30 janvier 2016 | Derriennic Associés|

Crim. Cass, 3 novembre 2015 – Francis X

La loi HADOPI du 12 juin 2009 avait institué un régime de responsabilité aménagé au profit des directeurs de la publication(dernier alinéa de l’article 93-3 de la loi du 29 juillet 1982) qui semblait emprunter le régime de responsabilité aménagé des fournisseurs d’hébergement (articles 6-I-3 de la LCEN du 21 juin 2004).

Pour engager la responsabilité pénale d’un directeur de la publication d’un site internet suite à la mise en ligne d’un contenu illicite, la doctrine ainsi que les praticiens conseillaient de procéder aux formalités de notification requises par l’article 6-1.5 de la LCEN.

Or, dans un arrêt du 3 novembre 2015, la Cour de cassation a considéré que pour mettre en œuvre la responsabilité d’un directeur de la publication, il n’était pas nécessaire de lui notifier le contenu litigieux suivant les formes de l’article 6-1.5 de la LCEN, la simple utilisation des outils de modération pour signaler ledit contenu suffit.

Dans l’affaire commentée, le site lefigaro.fr (comme de nombreux sites de presse en ligne) permet aux internautes d’émettre des commentaires à la suite d’un article. Ligne éditoriale oblige, la modération de ce contenu généré par les utilisateurs se réalise a priori : le contenu n’est publié qu’à condition qu’il ait été préalablement validé par un modérateur lequel vérifie en amont s’il respecte ou non la « charte » des espaces contributifs. Loi oblige, des outils de signalement sont mis à la disposition des internautes pour qu’ils signalent les contenus dits illicites.

Suite à un message écrit par un internaute via l’espace de contribution personnelle et validé a priori par un modérateur, une personne (Francis X) s’estimant victime de diffamation a alerté la modération via i) les outils de signalement et ii) l’adresse mail de contact. Le contenu litigieux n’a été retiré qu’un mois après son signalement et Francis X a donc décidé d’engager la responsabilité du directeur de la publication au titre de l’article 93-3 de la loi du 29 juillet 1982.
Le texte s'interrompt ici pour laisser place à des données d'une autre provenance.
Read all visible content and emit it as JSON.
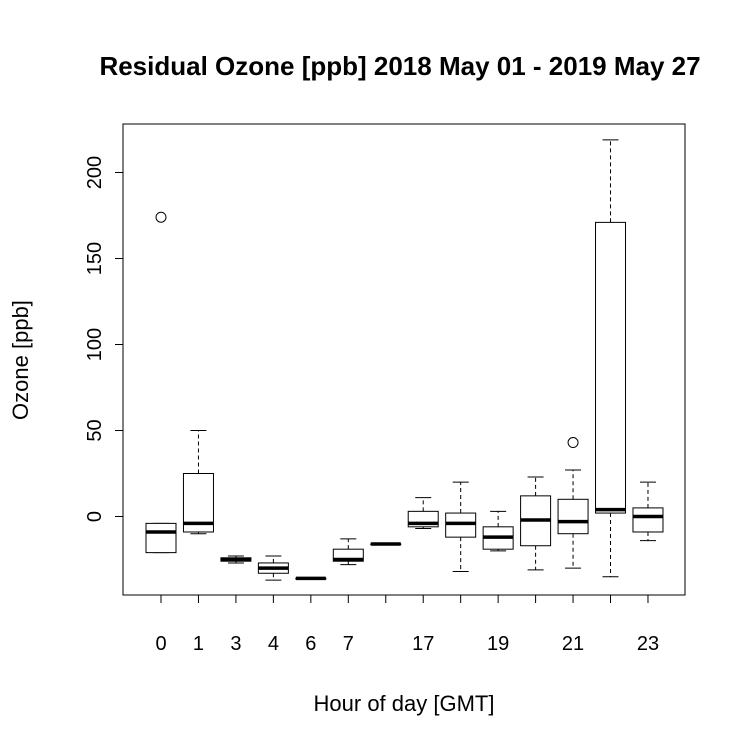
{
  "chart_data": {
    "type": "box",
    "title": "Residual Ozone [ppb] 2018 May 01 - 2019 May 27",
    "xlabel": "Hour of day [GMT]",
    "ylabel": "Ozone [ppb]",
    "ylim": [
      -45,
      228
    ],
    "yticks": [
      0,
      50,
      100,
      150,
      200
    ],
    "grid": false,
    "groups": [
      {
        "label": "0",
        "whisker_low": -21,
        "q1": -21,
        "median": -9,
        "q3": -4,
        "whisker_high": -4,
        "outliers": [
          174
        ]
      },
      {
        "label": "1",
        "whisker_low": -10,
        "q1": -9,
        "median": -4,
        "q3": 25,
        "whisker_high": 50,
        "outliers": []
      },
      {
        "label": "3",
        "whisker_low": -27,
        "q1": -26,
        "median": -25,
        "q3": -24,
        "whisker_high": -23,
        "outliers": []
      },
      {
        "label": "4",
        "whisker_low": -37,
        "q1": -33,
        "median": -30,
        "q3": -27,
        "whisker_high": -23,
        "outliers": []
      },
      {
        "label": "6",
        "whisker_low": -36,
        "q1": -36,
        "median": -36,
        "q3": -36,
        "whisker_high": -36,
        "outliers": []
      },
      {
        "label": "7",
        "whisker_low": -28,
        "q1": -26,
        "median": -25,
        "q3": -19,
        "whisker_high": -13,
        "outliers": []
      },
      {
        "label": "",
        "whisker_low": -16,
        "q1": -16,
        "median": -16,
        "q3": -16,
        "whisker_high": -16,
        "outliers": []
      },
      {
        "label": "17",
        "whisker_low": -7,
        "q1": -6,
        "median": -4,
        "q3": 3,
        "whisker_high": 11,
        "outliers": []
      },
      {
        "label": "",
        "whisker_low": -32,
        "q1": -12,
        "median": -4,
        "q3": 2,
        "whisker_high": 20,
        "outliers": []
      },
      {
        "label": "19",
        "whisker_low": -20,
        "q1": -19,
        "median": -12,
        "q3": -6,
        "whisker_high": 3,
        "outliers": []
      },
      {
        "label": "",
        "whisker_low": -31,
        "q1": -17,
        "median": -2,
        "q3": 12,
        "whisker_high": 23,
        "outliers": []
      },
      {
        "label": "21",
        "whisker_low": -30,
        "q1": -10,
        "median": -3,
        "q3": 10,
        "whisker_high": 27,
        "outliers": [
          43
        ]
      },
      {
        "label": "",
        "whisker_low": -35,
        "q1": 2,
        "median": 4,
        "q3": 171,
        "whisker_high": 219,
        "outliers": []
      },
      {
        "label": "23",
        "whisker_low": -14,
        "q1": -9,
        "median": 0,
        "q3": 5,
        "whisker_high": 20,
        "outliers": []
      }
    ]
  }
}
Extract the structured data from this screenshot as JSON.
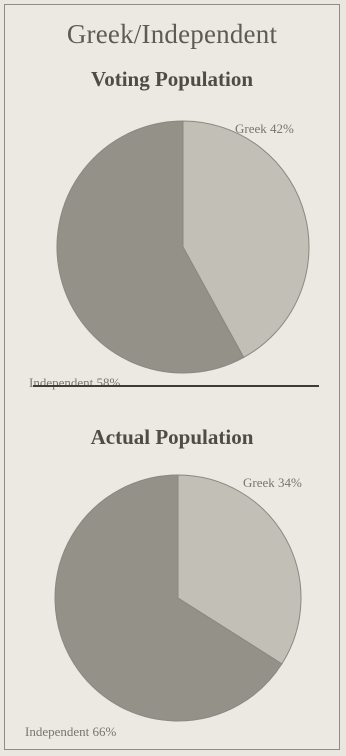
{
  "title": "Greek/Independent",
  "colors": {
    "greek": "#c2c0b6",
    "independent": "#939188",
    "outline": "#8a8880"
  },
  "chart_data": [
    {
      "type": "pie",
      "title": "Voting Population",
      "slices": [
        {
          "name": "Greek",
          "value": 42,
          "label": "Greek 42%"
        },
        {
          "name": "Independent",
          "value": 58,
          "label": "Independent 58%"
        }
      ]
    },
    {
      "type": "pie",
      "title": "Actual Population",
      "slices": [
        {
          "name": "Greek",
          "value": 34,
          "label": "Greek 34%"
        },
        {
          "name": "Independent",
          "value": 66,
          "label": "Independent 66%"
        }
      ]
    }
  ]
}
Afin d’échapper à sa responsabilité, le directeur de la publication prétendait qu’il n’avait pas eu connaissance du contenu litigieux sur l’espace de contribution personnelle car :

  • Francis X n’avait pas signalé ledit contenu dans les formes requises par l’article 6-1.5, LCEN du 21 juin 2004
  • et, qu’en tout état de cause, il n’aurait pas pu prendre personnellement connaissance du message litigieux en raison de l’externalisation du service de modération.

Loin de convaincre la Cour de cassation, cette-dernière a approuvé les juges du fond en considérant que : « en sa qualité de directeur de la publication d’un service de communication en ligne mettant à la disposition du public un espace de contributions personnelles, mais également la possibilité d’alerter en temps réel un service de modération sur le contenu des messages déposésdans cet espace, M. Y… avait été mis en mesure, dès les alertes postées par M. X…, d’exercer son devoir de surveillance sur ledit commentaire, qui n’avait pour autant pas été retiré promptement ; (…) la cour d’appel a fait l’exacte application du dernier alinéa de l’article 93-3 de la loi du 29 juillet 1982 » ;

En pratique donc, il convient de retenir que :

  • les formalités de l’article 6-1.5, LCEN du 21 juin 2004 ne s’appliquent pas au bénéfice des directeurs de la publication ;
  • l’externalisation d’un service de modération n’a pas pour effet de faire échapper au directeur de la publication d’un site de communication en ligne sa responsabilité pénale ;
  • l’utilisation des outils de signalement par un internaute s’estimant victime de propos réprimés par la loi suffit à établir la connaissance « personnelle», par le directeur de la publication, d’un message litigieux en ligne et donc, engager sa responsabilité, s’il n’a pas agi promptement pour faire retirer ledit message.

Notons que l’arrêt commenté ne précise pas que la technique de« fixation préalable d’un message » (ou modération « a priori »)suffit à constater qu’un directeur de la publication aurait« effectivement » eu connaissance du message litigieux avant sa mise en ligne.

Ainsi, la forme de modération n’est plus un critère en soi pour qu’un directeur de la publication puisse bénéficier du régime de responsabilité aménagé, et ceci, en conformité avec l’esprit de la loi Hadopi précitée.